3.2.2 L'intimée exerce une activité - non déclarée - d'employée de ménage auprès de plusieurs employeurs. L'appelant fait principalement reproche au Tribunal d'avoir arrêté le revenu moyen de l'intimée à 2'000 fr. nets. Selon lui, ce revenu aurait dû être fixé à 3'000 fr., en tenant compte d'une activité rémunérée 20 fr. de l'heure et exercée à plein temps quatre jours par semaine et à raison de 3 heures un jour par semaine. Or, contrairement à ce que soutient l'époux, l'intimée n'a pas affirmé devant le premier juge qu'elle effectuait 8 heures de travail les lundi, mercredi, jeudi et vendredi, en sus des 3 heures travaillées le mardi. En effet, l'épouse a exposé travailler "presque" toute la journée, sauf le mardi, et elle a confirmé percevoir un revenu global de 2'000 fr. (correspondant à 21,3 heures de travail par semaine), ce qui coïncide d'ailleurs avec l'estimation donnée par l'appelant lui-même. A cela s'ajoute que l'époux ne rend pas vraisemblable que l'épouse aurait récemment trouvé un emploi supplémentaire auprès d'une société de nettoyage.
Par conséquent, le premier juge a correctement retenu un revenu moyen de 2'000 fr. nets à l'égard de l'intimée. Par ailleurs, l'appelant ne remet pas en cause les charges de l'intimée arrêtées à 2'877 fr. 55 par le Tribunal.
L'épouse fait ainsi face à un déficit mensuel de l'ordre de 900 fr.
3.2.3 Au vu de ce qui précède, le jugement condamnant l'appelant à verser une contribution à l'entretien de son épouse de 900 fr. par mois n'est pas critiquable et sera confirmé.
- Les frais judiciaires d'appel seront fixés à 800 fr. (art. 31 et 37 du Règlement fixant le tarif des frais en matière civile; RTFMC - E 1 05.10), mis à la charge de l'appelant qui succombe (art. 95 et 106 al. 1 CPC) et compensés avec l'avance fournie par ce dernier, qui reste acquise à l'Etat de Genève (art. 111 al. 1 CPC).
Vu la nature du litige, chaque partie conservera à sa charge ses propres dépens d'appel (art. 107 al. 1 let. c CPC).
- L'arrêt de la Cour, statuant sur mesures provisionnelles, est susceptible d'un recours en matière civile, les moyens étant limités en application de l'art. 98 LTF (ATF 133 III 393 consid. 5.1).

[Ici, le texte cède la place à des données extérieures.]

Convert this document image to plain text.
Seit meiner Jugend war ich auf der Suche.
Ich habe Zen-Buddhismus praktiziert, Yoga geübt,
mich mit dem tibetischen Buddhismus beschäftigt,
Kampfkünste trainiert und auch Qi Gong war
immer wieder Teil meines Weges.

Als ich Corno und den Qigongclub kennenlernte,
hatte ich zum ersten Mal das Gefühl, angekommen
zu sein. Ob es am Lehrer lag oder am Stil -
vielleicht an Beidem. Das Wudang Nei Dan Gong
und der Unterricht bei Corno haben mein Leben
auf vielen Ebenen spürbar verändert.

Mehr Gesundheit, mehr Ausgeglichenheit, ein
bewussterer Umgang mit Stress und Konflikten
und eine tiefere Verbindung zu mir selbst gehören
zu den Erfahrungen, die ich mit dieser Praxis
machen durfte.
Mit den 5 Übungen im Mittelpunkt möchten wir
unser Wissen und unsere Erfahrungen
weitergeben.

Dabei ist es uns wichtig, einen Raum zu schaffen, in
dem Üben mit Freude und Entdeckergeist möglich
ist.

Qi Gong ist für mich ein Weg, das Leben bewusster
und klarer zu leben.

Vu les conclusions pécuniaires restées litigieuses devant la Cour, la valeur litigieuse au sens de la LTF est supérieure à 30'000 fr. (art. 51 al. 1 let. a et al. 4 et 74 al. 1 let. b LTF).
PAR CES MOTIFS, La Chambre civile :
A la forme :
Déclare recevable l'appel interjeté par A______ contre le chiffre 2 du dispositif du jugement JTPI/10206/2017 rendu le 15 août 2017 par le Tribunal de première instance dans la cause C/7847/2017-16.
Au fond :
Confirme ce jugement.
Déboute les parties de toutes autres conclusions.
Sur les frais :
Arrête les frais judiciaires d'appel à 800 fr., les met à la charge de A______ et les compense avec l'avance de frais versée par ce dernier, laquelle reste acquise à l'Etat de Genève.
Dit que chaque partie supporte ses propres dépens d'appel.
Siégeant :
Monsieur Ivo BUETTI, président; Madame Sylvie DROIN et Madame Nathalie RAPP, juges; Madame Anne-Lise JAQUIER, greffière.
Le président :
Ivo BUETTI
La greffière :
Anne-Lise JAQUIER
Indication des voies de recours :
Conformément aux art. 72 ss de la loi fédérale sur le Tribunal fédéral du 17 juin 2005 (LTF; RS 173.110), le présent arrêt peut être porté dans les trente jours qui suivent sa notification avec expédition complète (art. 100 al. 1 LTF) par-devant le Tribunal fédéral par la voie du recours en matière civile.
Le recours doit être adressé au Tribunal fédéral, 1000 Lausanne 14.